Appellants’ argument for costs from third respondent
- [26]The appellants advanced essentially the same submissions in support of an order for costs against the third respondent: the strength of their case in view of the earlier decisions they relied on; the failure of the third respondent to agree to the relief sought after the first two earlier decisions were known;[23] and that the appeals were complex, with the active parties represented by counsel and solicitors. As to this third point, the parties had a right to legal representation under the Act: s 222(2).
Response of third respondent
- [27]In response, the third respondent submitted that legal issues remained which had not been decided by the earlier decisions; that it took on the role of a contradictor in the proceeding; that its reasons for participation were in the public interest; that unlike the appellants it does not have extensive financial resources; that the issues were not overly complex; and that its participation was bona fide.
Consideration
- [28]As to the first point, the third respondent relied on three matters. The first was that there had been a decision of the AAT which had continued the approach of limiting the equivalent Commonwealth exemption to equitable breaches of confidence.[24] That is true, but it did not add anything to the earlier decision of the AAT to the same effect, particularly when it did not provide a reasoned justification for the limitation. The earlier decisions of the Tribunal were made in the knowledge that the AAT had taken a different approach.[25]

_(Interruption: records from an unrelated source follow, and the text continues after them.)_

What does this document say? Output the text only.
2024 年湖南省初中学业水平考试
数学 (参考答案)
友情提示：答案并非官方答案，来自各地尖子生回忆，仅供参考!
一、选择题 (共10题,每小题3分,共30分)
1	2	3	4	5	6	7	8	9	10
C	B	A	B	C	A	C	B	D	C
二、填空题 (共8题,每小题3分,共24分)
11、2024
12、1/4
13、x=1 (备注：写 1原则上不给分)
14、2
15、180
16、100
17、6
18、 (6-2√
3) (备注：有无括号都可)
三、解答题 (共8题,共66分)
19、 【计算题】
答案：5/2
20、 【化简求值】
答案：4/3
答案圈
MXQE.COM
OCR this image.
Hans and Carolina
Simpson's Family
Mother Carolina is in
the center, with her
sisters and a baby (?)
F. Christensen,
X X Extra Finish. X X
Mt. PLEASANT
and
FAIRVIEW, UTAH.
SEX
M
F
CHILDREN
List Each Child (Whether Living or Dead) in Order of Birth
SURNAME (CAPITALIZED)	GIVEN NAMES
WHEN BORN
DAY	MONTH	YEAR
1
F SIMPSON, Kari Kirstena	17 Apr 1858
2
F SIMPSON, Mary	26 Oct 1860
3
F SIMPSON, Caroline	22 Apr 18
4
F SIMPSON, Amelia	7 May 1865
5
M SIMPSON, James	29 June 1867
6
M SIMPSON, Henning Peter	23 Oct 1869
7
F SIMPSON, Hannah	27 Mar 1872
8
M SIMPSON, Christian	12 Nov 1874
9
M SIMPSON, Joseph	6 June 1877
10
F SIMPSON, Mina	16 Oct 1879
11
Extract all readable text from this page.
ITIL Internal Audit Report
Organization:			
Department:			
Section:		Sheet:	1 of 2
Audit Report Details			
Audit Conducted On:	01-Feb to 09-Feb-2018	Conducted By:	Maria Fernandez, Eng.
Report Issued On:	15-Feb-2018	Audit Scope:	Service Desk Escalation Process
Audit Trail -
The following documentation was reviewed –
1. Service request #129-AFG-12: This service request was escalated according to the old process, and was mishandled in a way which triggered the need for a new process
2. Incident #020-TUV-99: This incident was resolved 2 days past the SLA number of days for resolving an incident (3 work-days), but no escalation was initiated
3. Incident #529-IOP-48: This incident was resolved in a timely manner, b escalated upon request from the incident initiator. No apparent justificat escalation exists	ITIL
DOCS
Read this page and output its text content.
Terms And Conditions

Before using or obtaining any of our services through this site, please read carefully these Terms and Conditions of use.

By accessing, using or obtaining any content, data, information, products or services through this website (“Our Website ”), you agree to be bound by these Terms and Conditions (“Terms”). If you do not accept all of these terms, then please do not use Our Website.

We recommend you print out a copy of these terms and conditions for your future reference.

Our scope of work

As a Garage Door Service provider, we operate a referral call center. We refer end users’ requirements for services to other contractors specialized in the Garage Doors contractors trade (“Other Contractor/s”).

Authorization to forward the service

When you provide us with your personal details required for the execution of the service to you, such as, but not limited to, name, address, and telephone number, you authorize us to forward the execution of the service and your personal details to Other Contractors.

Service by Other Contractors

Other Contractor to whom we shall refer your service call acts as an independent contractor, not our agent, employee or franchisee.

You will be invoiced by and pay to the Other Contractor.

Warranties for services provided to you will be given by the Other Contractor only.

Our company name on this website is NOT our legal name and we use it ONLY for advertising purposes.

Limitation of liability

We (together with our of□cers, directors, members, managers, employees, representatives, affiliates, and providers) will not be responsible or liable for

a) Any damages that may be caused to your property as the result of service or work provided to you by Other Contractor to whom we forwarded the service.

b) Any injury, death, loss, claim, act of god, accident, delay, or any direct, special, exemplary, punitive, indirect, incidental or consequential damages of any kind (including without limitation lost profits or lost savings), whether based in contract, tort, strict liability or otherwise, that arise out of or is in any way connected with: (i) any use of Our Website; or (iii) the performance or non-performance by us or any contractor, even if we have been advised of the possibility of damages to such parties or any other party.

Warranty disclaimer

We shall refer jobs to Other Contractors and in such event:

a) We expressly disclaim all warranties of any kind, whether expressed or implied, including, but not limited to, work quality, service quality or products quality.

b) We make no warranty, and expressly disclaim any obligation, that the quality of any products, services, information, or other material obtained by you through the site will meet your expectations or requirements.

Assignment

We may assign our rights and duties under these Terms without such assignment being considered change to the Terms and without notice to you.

- [29]The second legal issue relied on was that the earlier decisions had not considered the effect of s 47(2)(a) of the Act. It is true that none of the reasons for those decisions made express reference to that provision, but that is simply one of a number of provisions in the Act reflecting a pro-disclosure bias in the legislation, something those responsible for the earlier decisions would have been well aware of. It was not a separate legal issue, just a separate submission in favour of a particular construction of the relevant part of the Act.
- [30]The third issue relied on was the potential scope of public interest or public law obligations in the establishment of the confidentiality exemption. Again, this was really just another argument directed to the basic proposition of interpretation of the relevant part of the Schedule. Submissions were directed to the decision in Crown Resorts Ltd v Zantran Pty Ltd [2020] FCAFC 1, a decision I discussed in Adani Mining (supra) so I was aware of that decision then. The possibility existed that there was some aspect of that decision I had overlooked, but the outcome in the present matter did not confirm that, and it was an optimistic position to take.
- [31]The submissions also mentioned that in this decision I dealt with two issues that had not been dealt with in such detail before. That my reasons are somewhat longwinded cannot be a justification for persisting in arguing the matter in the face of the earlier decisions.
- [32]As to the third respondent’s taking the role of contradictor, while it may assist in the analysis of legal issues for the Tribunal to hear arguments on both sides of a matter in issue, an altruistic appeal to the benefits for the development of the jurisprudence in this field is not really consistent with the basic objective of the QCAT Act, to decide matters quickly and economically.[26] In Adani Mining the respondent seeking disclosure filed further submissions after the earlier decisions were published, conceding that there had been an error of law, and there is no practical reason why the third respondent could not have done so in this matter. It simply chose not to. If the third respondent wanted to preserve its position in respect of an appeal, it could have lodged written submissions submitting formally that the earlier decisions were wrong and should not be followed, and had the matter dealt with on the papers.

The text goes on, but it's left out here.